AL: Acredito que pela mudança do comportamento da sociedade mesmo. O que percebo é que as necessidades individuais estão mais em evidência, as pessoas estão mais preocupadas em atender e ir em busca de seus próprios desejos e objetivos. Porém quando se forma uma família não tem como não pensar e não dividir com o outro as responsabilidades. E para isso, vai precisar abrir mão de algumas coisas. As figuras parentais estão em mudanças. A mãe acumulou funções no decorrer dos anos, além de cuidar dos filhos, muitas vezes também tem que prover o sustento para a família. A sociedade evoluiu de uma certa forma, as famílias não estão presas aos ‘modelos ditos tradicionais’ - protótipo de família pai mãe e filhos. Existem variadas formas e modelos familiares. Não dá para colocar problemas nisso, senão antigamente não teria problemas, reclamações ou discussões sobre o assunto.

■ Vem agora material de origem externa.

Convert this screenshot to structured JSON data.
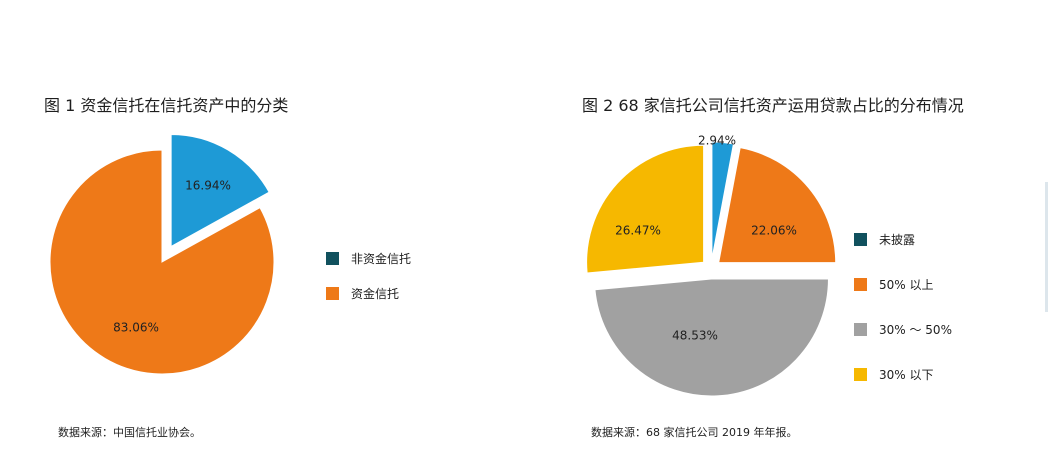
{
  "left_figure": {
    "title": "图 1  资金信托在信托资产中的分类",
    "source": "数据来源：中国信托业协会。"
  },
  "right_figure": {
    "title": "图 2  68 家信托公司信托资产运用贷款占比的分布情况",
    "source": "数据来源：68 家信托公司 2019 年年报。"
  },
  "chart_data": [
    {
      "type": "pie",
      "title": "图 1  资金信托在信托资产中的分类",
      "legend": [
        {
          "label": "非资金信托",
          "color": "#11515e"
        },
        {
          "label": "资金信托",
          "color": "#ee7918"
        }
      ],
      "slices": [
        {
          "label": "非资金信托",
          "value": 16.94,
          "display": "16.94%",
          "color": "#1e9ad6",
          "exploded": true
        },
        {
          "label": "资金信托",
          "value": 83.06,
          "display": "83.06%",
          "color": "#ee7918",
          "exploded": false
        }
      ],
      "legend_placement": "right"
    },
    {
      "type": "pie",
      "title": "图 2  68 家信托公司信托资产运用贷款占比的分布情况",
      "legend": [
        {
          "label": "未披露",
          "color": "#11515e"
        },
        {
          "label": "50% 以上",
          "color": "#ee7918"
        },
        {
          "label": "30% 〜 50%",
          "color": "#a1a1a1"
        },
        {
          "label": "30% 以下",
          "color": "#f6b800"
        }
      ],
      "slices": [
        {
          "label": "未披露",
          "value": 2.94,
          "display": "2.94%",
          "color": "#1e9ad6",
          "exploded": true
        },
        {
          "label": "50% 以上",
          "value": 22.06,
          "display": "22.06%",
          "color": "#ee7918",
          "exploded": true
        },
        {
          "label": "30% 〜 50%",
          "value": 48.53,
          "display": "48.53%",
          "color": "#a1a1a1",
          "exploded": true
        },
        {
          "label": "30% 以下",
          "value": 26.47,
          "display": "26.47%",
          "color": "#f6b800",
          "exploded": true
        }
      ],
      "legend_placement": "right"
    }
  ]
}
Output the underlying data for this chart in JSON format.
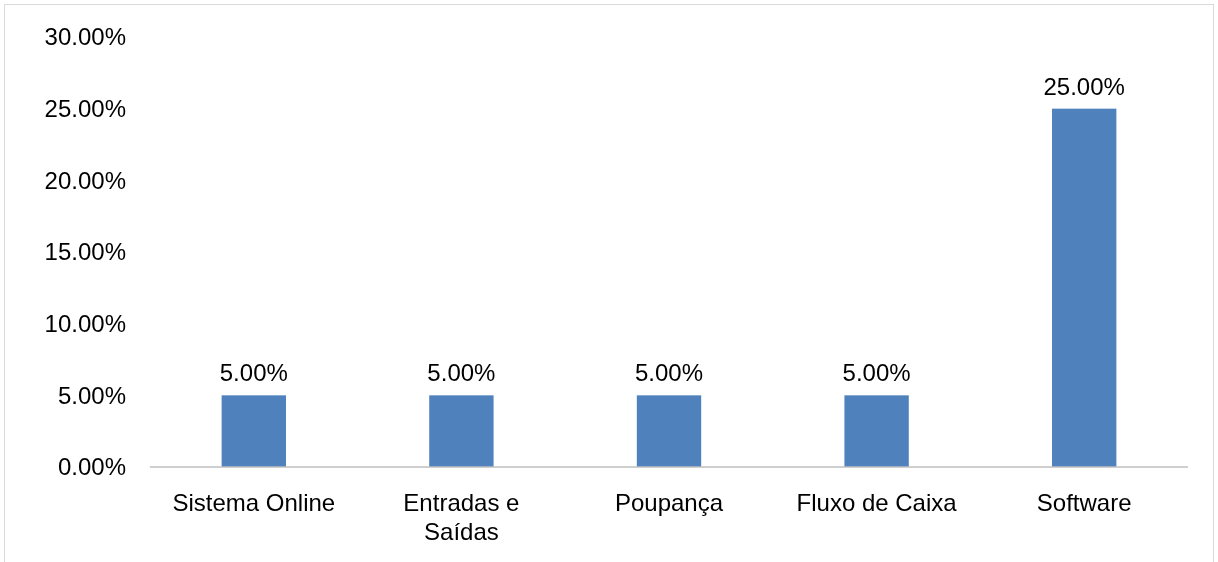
{
  "chart_data": {
    "type": "bar",
    "categories": [
      "Sistema Online",
      "Entradas e Saídas",
      "Poupança",
      "Fluxo de Caixa",
      "Software"
    ],
    "values": [
      5,
      5,
      5,
      5,
      25
    ],
    "value_labels": [
      "5.00%",
      "5.00%",
      "5.00%",
      "5.00%",
      "25.00%"
    ],
    "color": "#4f81bd",
    "ylim": [
      0,
      30
    ],
    "yticks": [
      {
        "value": 0,
        "label": "0.00%"
      },
      {
        "value": 5,
        "label": "5.00%"
      },
      {
        "value": 10,
        "label": "10.00%"
      },
      {
        "value": 15,
        "label": "15.00%"
      },
      {
        "value": 20,
        "label": "20.00%"
      },
      {
        "value": 25,
        "label": "25.00%"
      },
      {
        "value": 30,
        "label": "30.00%"
      }
    ],
    "grid": false
  }
}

E os filhos, por experiência, tem entendido essa mudança, ou ainda sentem falta daquele carinho, estar junto, etc. Manifestação de amor mais tradicional.

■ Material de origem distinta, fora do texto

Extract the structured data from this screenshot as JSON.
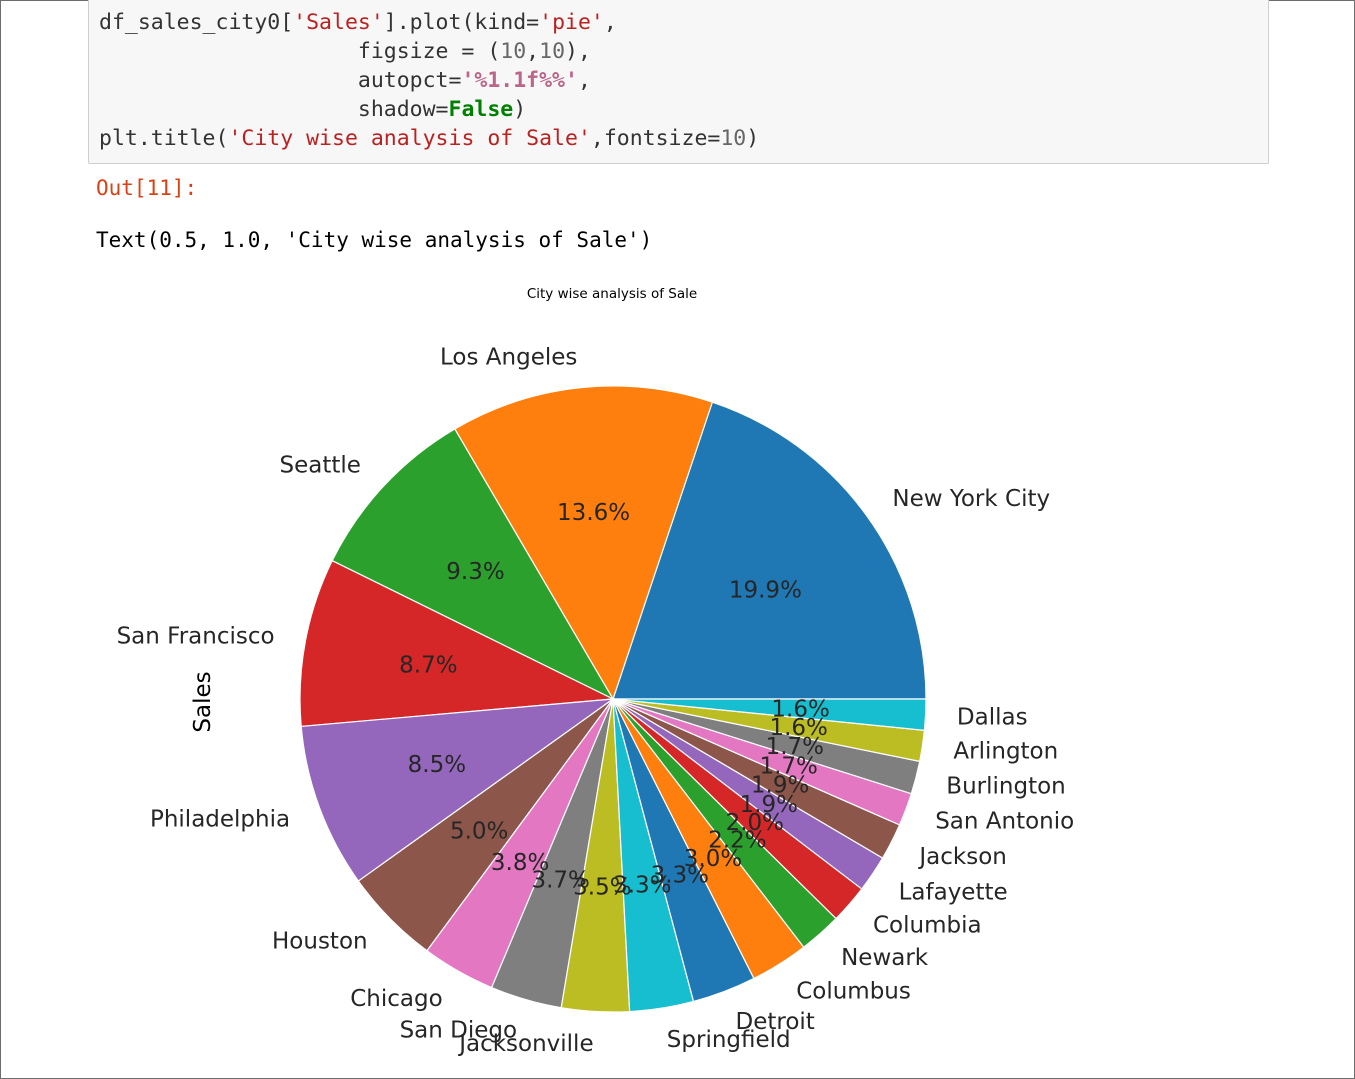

AL: Os filhos não tem outro modelo a não ser o atual. Acredito que as crianças, de certa forma, estão conseguindo lidar com essa forma de criação sim. Atualmente temos problemas crescente de ordem comportamental e emocional decorrente da ausência da figura materna e paterna, o que requer maior cuidado e presença por parte dos pais. A influência da família reflete diretamente no desenvolvimento da personalidade da criança, os padrões do comportamento do ambiente em que a criança é criada vai servir de modelo de identificação para a mesma. Exemplo: se ela é tratada com descaso, impaciência e agressividade, ela vai reproduzir isso fora de casa.

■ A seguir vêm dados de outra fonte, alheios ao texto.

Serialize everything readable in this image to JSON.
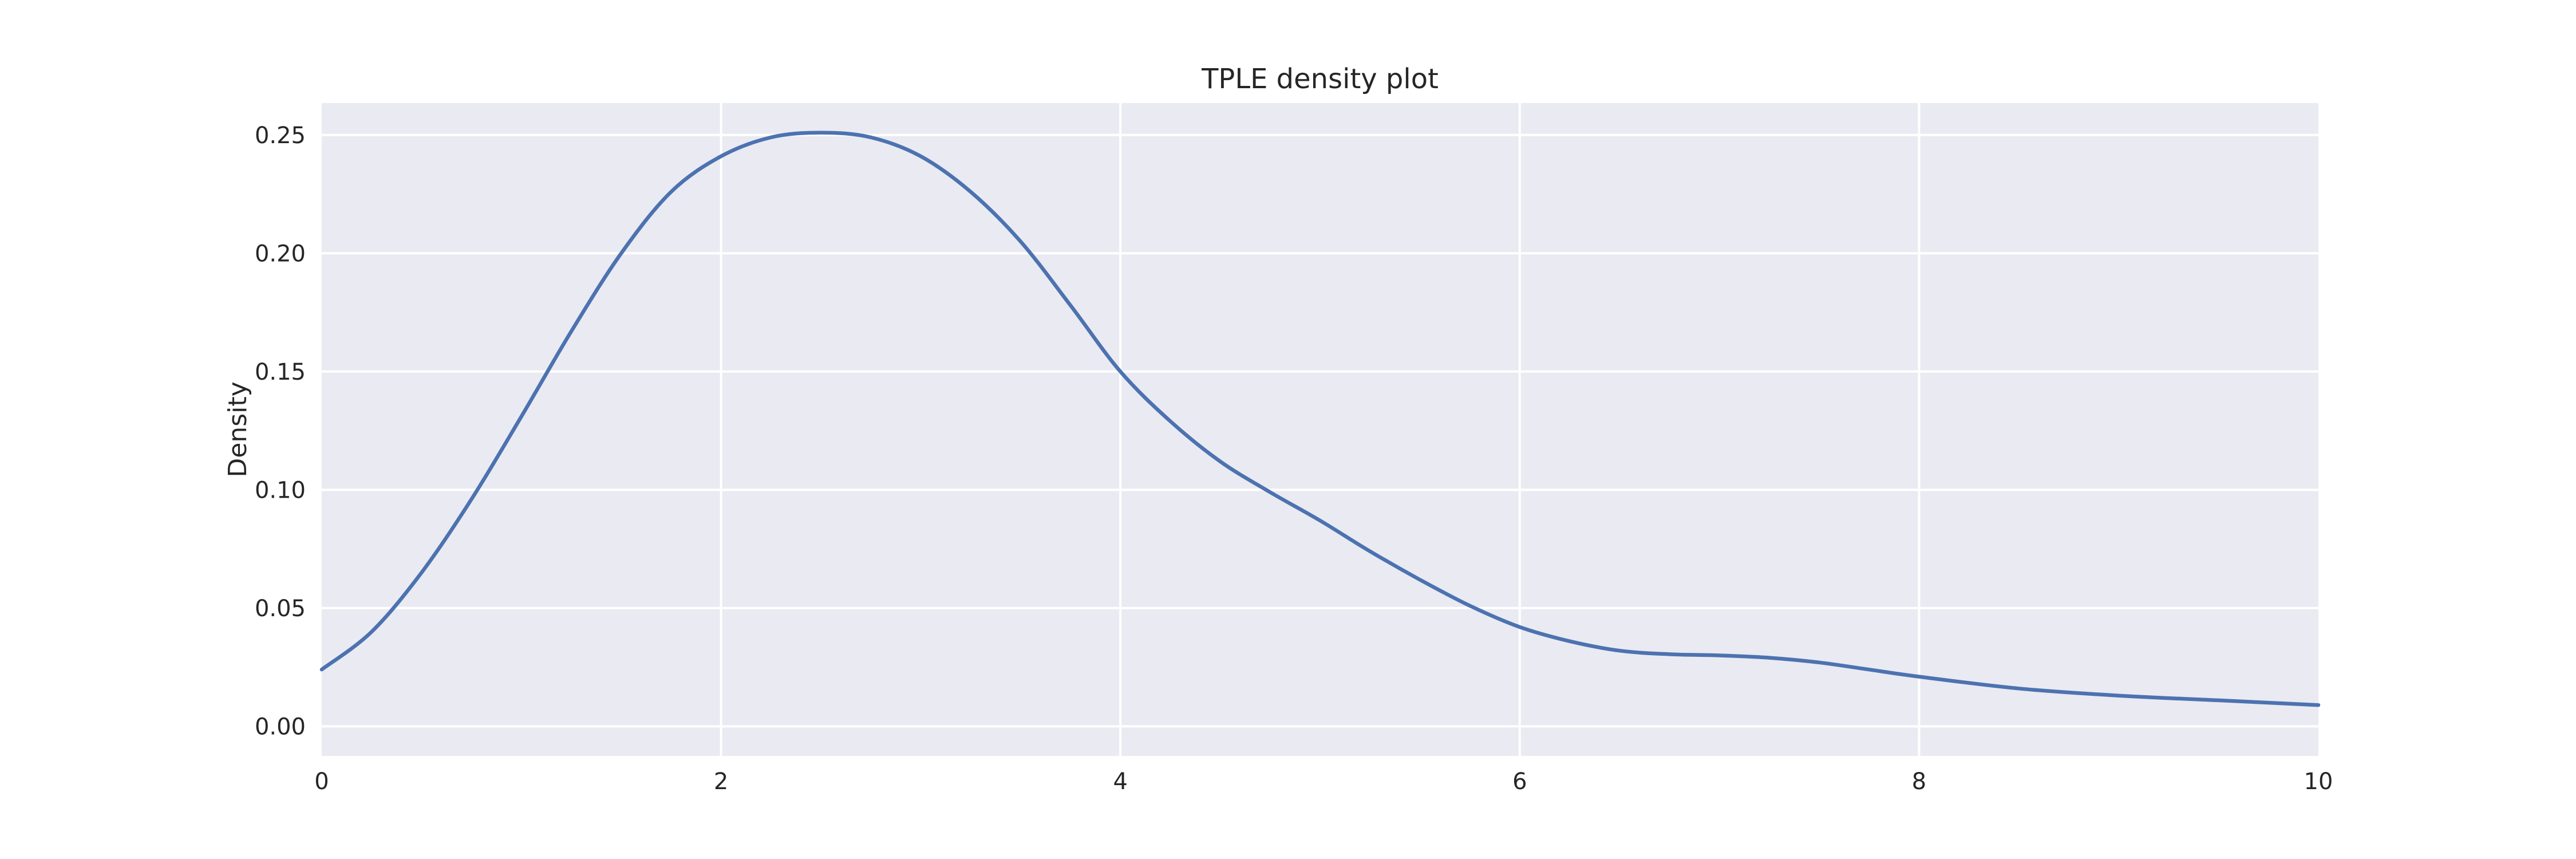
{
  "chart_data": {
    "type": "line",
    "title": "TPLE density plot",
    "xlabel": "",
    "ylabel": "Density",
    "xlim": [
      0,
      10
    ],
    "ylim": [
      -0.0125,
      0.2635
    ],
    "x_ticks": [
      0,
      2,
      4,
      6,
      8,
      10
    ],
    "x_tick_labels": [
      "0",
      "2",
      "4",
      "6",
      "8",
      "10"
    ],
    "y_ticks": [
      0.0,
      0.05,
      0.1,
      0.15,
      0.2,
      0.25
    ],
    "y_tick_labels": [
      "0.00",
      "0.05",
      "0.10",
      "0.15",
      "0.20",
      "0.25"
    ],
    "grid": true,
    "style": {
      "background": "#eaeaf2",
      "grid_color": "#ffffff",
      "text_color": "#262626"
    },
    "series": [
      {
        "color": "#4c72b0",
        "x": [
          0,
          0.25,
          0.5,
          0.75,
          1.0,
          1.25,
          1.5,
          1.75,
          2.0,
          2.25,
          2.5,
          2.75,
          3.0,
          3.25,
          3.5,
          3.75,
          4.0,
          4.25,
          4.5,
          4.75,
          5.0,
          5.25,
          5.5,
          5.75,
          6.0,
          6.25,
          6.5,
          6.75,
          7.0,
          7.25,
          7.5,
          7.75,
          8.0,
          8.5,
          9.0,
          9.5,
          10.0
        ],
        "y": [
          0.024,
          0.04,
          0.065,
          0.096,
          0.131,
          0.167,
          0.2,
          0.226,
          0.241,
          0.249,
          0.251,
          0.249,
          0.241,
          0.226,
          0.205,
          0.178,
          0.15,
          0.129,
          0.112,
          0.099,
          0.087,
          0.074,
          0.062,
          0.051,
          0.042,
          0.036,
          0.032,
          0.0305,
          0.03,
          0.029,
          0.027,
          0.024,
          0.021,
          0.016,
          0.013,
          0.011,
          0.009
        ]
      }
    ]
  }
}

Em tempos de tantos conflitos familiares que dica, como profissional, você daria para que os sentimentos sejam mais valorizados e ''este amor de mãe' consiga se arraigar de forma mais interessante nas famílias.

AL:
A maternidade é algo sério, colocar uma criança no mundo não pode ser só por vontade de um ou outro. Tem que estar disposto a se doar e participar efetivamente da criação dos filhos, dando carinho, amor e também repreendendo, pois limites são necessários. Não temos tudo na vida, não é possível substituir amor e falta de tempo por coisas materiais. A criança precisa sentir segurança e saber que pode contar com os pais e isso exige uma demanda dos mesmos, quem cria e educa precisa estar disposto aos percalços do dia a dia. Os pais são os únicos responsáveis pela criação e pelo desenvolvimento dos seus filhos.

OBS: não necessariamente precisa ser mãe mulher a responsável pelo amor materno da primeira infância. Na psicologia consideramos o cuidador a pessoa responsável pela criação e educação da criança. Qualquer um pode exercer esse papel, o que é necessário nisso tudo é que o filho sinta-se amado e seguro no ambiente familiar e que este proporcione o mínimo necessário para seu desenvolvimento.